Some Notes on Clustering
Available Clustering Options
Any clustering method that comes from the Scikit-learn clustering module
Shared Nearest Neighbor clustering (implemented by us inside of the
cfl.clustering_methods
submodule)Any other module that uses the same interface as a Scikit-learn clusterer
Recommendations for Choosing a Clusterer
DBSCAN and KMeans are the two clustering methods we’ve worked with the most, so unless you have a reason to choose another, maybe stick with one of those.
KMeans - Advantages: only one parameter to tune, meaning of parameter (# of clusters) is pretty intuitive - Potential Disadvantages: can only detect globular clusters, forces the user to choose the number of clusters (a goal of CFL is to detect number of macrovariables without supervision)

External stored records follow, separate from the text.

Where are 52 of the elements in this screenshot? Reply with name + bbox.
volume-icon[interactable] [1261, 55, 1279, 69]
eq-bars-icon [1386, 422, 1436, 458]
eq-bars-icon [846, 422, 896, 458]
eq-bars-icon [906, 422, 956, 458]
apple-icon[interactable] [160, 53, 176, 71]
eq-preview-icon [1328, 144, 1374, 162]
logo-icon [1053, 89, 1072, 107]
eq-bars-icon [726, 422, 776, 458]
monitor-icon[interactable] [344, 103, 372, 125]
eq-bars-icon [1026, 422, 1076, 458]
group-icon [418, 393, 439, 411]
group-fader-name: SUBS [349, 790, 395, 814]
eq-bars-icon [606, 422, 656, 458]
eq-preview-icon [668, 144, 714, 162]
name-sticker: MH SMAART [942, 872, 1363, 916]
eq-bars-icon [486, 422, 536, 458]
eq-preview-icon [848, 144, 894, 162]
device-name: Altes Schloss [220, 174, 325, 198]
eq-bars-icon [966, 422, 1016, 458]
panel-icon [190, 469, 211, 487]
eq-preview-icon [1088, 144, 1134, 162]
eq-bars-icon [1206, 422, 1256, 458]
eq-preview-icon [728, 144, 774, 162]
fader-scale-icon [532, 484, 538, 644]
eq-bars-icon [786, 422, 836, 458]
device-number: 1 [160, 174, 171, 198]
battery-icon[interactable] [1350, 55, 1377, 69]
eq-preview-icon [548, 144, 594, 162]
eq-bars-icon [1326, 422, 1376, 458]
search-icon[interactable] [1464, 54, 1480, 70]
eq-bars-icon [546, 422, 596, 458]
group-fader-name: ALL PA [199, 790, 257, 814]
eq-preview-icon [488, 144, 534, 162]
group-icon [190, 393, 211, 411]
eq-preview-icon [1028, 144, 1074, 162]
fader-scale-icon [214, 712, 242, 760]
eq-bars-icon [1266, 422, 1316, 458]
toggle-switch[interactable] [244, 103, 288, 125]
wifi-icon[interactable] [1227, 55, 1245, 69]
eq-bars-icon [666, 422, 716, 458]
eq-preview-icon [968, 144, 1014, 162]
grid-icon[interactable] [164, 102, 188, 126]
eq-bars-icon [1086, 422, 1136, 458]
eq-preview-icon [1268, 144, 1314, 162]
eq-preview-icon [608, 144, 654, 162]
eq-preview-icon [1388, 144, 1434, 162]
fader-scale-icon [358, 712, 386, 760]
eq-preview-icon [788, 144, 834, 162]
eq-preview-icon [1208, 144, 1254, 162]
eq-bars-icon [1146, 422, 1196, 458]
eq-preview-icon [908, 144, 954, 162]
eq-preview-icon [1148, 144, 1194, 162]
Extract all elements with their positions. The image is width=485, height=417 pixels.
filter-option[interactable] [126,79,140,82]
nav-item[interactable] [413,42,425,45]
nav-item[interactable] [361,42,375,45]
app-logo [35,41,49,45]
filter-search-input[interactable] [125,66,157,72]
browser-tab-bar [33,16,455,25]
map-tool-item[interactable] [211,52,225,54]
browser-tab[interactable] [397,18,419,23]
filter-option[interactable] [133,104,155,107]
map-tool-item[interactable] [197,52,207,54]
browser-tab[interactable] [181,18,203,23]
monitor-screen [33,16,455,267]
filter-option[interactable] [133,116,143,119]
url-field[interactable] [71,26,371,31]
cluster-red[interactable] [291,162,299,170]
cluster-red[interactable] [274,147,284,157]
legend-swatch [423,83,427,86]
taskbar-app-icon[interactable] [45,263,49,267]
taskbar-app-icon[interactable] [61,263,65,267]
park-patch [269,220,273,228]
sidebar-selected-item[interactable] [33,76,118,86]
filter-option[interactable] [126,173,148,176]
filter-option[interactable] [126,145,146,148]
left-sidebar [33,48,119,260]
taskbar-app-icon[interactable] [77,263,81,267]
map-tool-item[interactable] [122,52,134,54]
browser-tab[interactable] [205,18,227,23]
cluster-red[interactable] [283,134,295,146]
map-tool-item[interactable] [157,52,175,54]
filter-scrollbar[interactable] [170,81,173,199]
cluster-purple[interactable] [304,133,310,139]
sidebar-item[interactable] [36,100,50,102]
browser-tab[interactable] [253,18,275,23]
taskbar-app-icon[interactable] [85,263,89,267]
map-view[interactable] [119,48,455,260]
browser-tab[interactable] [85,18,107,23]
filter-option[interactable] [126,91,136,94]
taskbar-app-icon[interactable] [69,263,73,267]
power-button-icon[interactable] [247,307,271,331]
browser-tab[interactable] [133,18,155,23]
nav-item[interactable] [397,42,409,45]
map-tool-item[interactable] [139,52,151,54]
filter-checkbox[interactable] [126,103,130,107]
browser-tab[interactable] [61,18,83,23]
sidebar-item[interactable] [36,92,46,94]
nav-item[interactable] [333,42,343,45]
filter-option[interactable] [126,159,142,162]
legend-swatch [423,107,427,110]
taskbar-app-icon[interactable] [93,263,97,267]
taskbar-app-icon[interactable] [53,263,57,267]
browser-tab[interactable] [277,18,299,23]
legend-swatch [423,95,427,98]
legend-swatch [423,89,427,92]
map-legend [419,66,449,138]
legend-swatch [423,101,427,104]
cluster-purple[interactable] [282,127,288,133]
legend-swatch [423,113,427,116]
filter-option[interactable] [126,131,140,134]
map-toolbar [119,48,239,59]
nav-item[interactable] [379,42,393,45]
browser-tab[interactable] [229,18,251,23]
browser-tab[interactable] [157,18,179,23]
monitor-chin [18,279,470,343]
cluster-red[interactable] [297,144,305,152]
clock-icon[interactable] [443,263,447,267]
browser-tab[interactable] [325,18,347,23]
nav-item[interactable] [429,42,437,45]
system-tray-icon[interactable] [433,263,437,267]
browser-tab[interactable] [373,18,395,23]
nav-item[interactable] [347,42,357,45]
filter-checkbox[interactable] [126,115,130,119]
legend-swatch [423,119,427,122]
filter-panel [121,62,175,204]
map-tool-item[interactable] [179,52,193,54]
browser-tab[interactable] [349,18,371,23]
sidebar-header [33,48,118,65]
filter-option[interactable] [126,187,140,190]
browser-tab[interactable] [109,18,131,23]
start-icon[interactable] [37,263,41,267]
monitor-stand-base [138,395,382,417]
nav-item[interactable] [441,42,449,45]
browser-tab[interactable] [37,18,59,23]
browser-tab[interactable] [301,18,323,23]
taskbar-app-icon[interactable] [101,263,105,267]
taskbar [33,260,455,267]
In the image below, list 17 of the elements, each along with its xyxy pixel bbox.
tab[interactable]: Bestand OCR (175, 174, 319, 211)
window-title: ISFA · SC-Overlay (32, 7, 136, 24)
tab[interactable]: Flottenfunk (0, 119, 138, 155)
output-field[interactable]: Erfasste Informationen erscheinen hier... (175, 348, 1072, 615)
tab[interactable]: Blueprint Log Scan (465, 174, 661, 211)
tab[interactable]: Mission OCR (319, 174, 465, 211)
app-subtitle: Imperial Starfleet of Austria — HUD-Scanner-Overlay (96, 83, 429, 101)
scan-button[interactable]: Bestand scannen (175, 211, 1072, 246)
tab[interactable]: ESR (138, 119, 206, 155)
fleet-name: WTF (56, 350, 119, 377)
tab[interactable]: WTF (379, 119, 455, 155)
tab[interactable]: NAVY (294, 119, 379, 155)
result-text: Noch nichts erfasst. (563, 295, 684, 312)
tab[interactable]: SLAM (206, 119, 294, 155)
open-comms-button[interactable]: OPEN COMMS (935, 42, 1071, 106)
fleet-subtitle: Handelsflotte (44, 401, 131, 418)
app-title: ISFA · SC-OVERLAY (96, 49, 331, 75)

DBSCAN - Advantages: does not force you to pre-define number of clusters, can detect clusters of any shape, you can maybe get away with only tuning one parameter (eps) - Disadvantages: has two parameters (eps and min_samples) (even though eps is more important to tune than min_samples), can be tricky to tune well, may not correctly distinguish two clusters if there is overlap between the clusters
Shared Nearest Neighbor - a derivative of DBSCAN designed to perform well on high dimensional data
Optuna is one of various tools that you can use to select clustering hyperparameters.